Experimental study on gas holdup and bubble behavior in carbon capture systems with ionic liquid

Ionic liquids (ILs) have been widely considered as potential green solvents for CO2 capture, and many promising ionic liquids have been synthesized and reported. However, knowledge related to the hydrodynamics of CO2 absorption with ionic liquids especially the bubble behavior is still scarce compared with the conventional molecular solvents. In this study, it is the first time to discuss the multi-bubble behavior in a carbon capture system with ionic liquid by using a high speed image pick-up system. The bubble behavior, such as bubble size distribution, total gas holdup, Sauter diameter and interfacial area at different operating conditions are investigated. The experimental results show that the bubble diameter of CO2–[bmim][BF4] system is smaller than that of N2–[bmim][BF4] system. The bubble diameter increases as the gas superficial velocity increases and the height along the axis of the column rises, but decreases with the increase of the temperature. The total gas holdup in [bmim][BF4] increases with the increase of the system temperature due to the decrease of the ionic liquid viscosity. In addition, the gas superficial velocity improves the total gas holdup due to the higher gas momentum favors the formation of small bubbles. A new correlation based on the experimental data is proposed for the prediction of Sauter diameter in gas–ionic liquid systems. The prediction results calculated by the new correlation are in good agreement with the experimental data with a relative error less than 6%.

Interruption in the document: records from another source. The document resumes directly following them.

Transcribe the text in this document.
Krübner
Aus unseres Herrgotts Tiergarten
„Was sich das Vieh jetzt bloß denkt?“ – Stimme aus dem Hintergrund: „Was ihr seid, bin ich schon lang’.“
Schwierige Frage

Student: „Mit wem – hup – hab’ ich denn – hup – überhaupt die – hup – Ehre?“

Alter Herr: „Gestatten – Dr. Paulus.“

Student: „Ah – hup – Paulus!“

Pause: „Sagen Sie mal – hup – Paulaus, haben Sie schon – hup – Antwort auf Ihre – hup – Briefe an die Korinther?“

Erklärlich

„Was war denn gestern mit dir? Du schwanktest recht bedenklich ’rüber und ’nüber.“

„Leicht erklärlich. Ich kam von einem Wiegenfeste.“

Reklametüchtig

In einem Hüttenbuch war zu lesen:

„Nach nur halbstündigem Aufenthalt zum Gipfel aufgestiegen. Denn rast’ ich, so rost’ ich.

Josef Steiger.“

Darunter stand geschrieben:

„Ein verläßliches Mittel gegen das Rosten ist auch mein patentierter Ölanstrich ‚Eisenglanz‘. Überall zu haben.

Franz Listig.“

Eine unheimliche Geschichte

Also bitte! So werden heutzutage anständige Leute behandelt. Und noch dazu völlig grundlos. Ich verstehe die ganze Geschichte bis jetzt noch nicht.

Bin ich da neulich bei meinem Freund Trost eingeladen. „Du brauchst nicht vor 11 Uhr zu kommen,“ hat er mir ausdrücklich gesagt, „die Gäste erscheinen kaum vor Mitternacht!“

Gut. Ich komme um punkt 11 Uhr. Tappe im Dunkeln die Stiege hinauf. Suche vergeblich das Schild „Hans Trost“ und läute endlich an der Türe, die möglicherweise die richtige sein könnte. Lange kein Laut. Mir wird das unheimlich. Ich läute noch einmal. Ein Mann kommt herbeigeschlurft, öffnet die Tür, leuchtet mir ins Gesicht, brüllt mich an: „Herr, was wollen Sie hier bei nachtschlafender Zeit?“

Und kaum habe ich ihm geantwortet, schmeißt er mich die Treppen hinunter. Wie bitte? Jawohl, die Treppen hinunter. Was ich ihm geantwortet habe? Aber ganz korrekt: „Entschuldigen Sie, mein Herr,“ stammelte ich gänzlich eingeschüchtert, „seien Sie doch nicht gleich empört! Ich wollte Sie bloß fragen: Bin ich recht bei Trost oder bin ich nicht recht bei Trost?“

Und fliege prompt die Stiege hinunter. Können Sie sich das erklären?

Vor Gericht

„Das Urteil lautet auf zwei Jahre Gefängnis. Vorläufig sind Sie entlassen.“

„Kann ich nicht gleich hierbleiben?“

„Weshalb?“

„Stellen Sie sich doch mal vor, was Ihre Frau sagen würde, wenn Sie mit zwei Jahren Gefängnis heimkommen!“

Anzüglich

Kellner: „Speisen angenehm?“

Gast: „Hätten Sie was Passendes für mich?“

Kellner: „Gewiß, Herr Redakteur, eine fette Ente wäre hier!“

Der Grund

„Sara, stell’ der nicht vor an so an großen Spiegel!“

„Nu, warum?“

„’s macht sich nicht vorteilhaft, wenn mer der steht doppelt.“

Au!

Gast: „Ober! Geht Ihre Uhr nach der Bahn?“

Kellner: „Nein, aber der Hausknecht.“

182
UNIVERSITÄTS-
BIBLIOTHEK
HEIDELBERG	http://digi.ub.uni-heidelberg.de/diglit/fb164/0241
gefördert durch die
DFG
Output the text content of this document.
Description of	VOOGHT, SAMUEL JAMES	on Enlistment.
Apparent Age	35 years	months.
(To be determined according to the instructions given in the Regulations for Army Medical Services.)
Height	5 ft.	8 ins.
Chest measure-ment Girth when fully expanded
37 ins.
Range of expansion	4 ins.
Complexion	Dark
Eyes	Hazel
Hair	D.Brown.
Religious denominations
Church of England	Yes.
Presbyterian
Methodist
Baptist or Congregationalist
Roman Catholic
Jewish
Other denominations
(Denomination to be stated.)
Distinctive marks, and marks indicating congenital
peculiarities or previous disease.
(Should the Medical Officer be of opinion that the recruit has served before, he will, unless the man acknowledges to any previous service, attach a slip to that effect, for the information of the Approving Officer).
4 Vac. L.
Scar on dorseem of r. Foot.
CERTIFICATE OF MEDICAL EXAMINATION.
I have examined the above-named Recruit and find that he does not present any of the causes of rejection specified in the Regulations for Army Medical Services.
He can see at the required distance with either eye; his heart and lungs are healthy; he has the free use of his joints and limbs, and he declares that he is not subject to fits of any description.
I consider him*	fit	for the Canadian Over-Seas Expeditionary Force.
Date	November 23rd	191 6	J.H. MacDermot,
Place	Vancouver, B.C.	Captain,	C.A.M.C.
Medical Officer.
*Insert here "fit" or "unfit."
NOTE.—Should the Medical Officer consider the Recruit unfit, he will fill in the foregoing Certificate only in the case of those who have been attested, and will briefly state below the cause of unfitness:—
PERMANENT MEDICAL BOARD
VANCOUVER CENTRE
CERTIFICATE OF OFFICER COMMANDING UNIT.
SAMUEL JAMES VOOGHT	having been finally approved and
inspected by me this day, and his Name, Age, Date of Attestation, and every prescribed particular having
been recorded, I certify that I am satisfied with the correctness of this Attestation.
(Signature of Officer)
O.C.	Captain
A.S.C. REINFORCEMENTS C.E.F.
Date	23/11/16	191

► Multi-bubble behavior in CO2/N2–ionic liquid system was investigated by high speed image pick-up system.
► CO2 and N2 bubble behaviors in ionic liquid system were analyzed and compared.
► The effects of varied operating conditions on bubble behavior were studied.
► A new empirical correlation to predict Sauter diameter in ionic liquid system was presented.
► The prediction of the proposed correlation agrees well with the experimental data.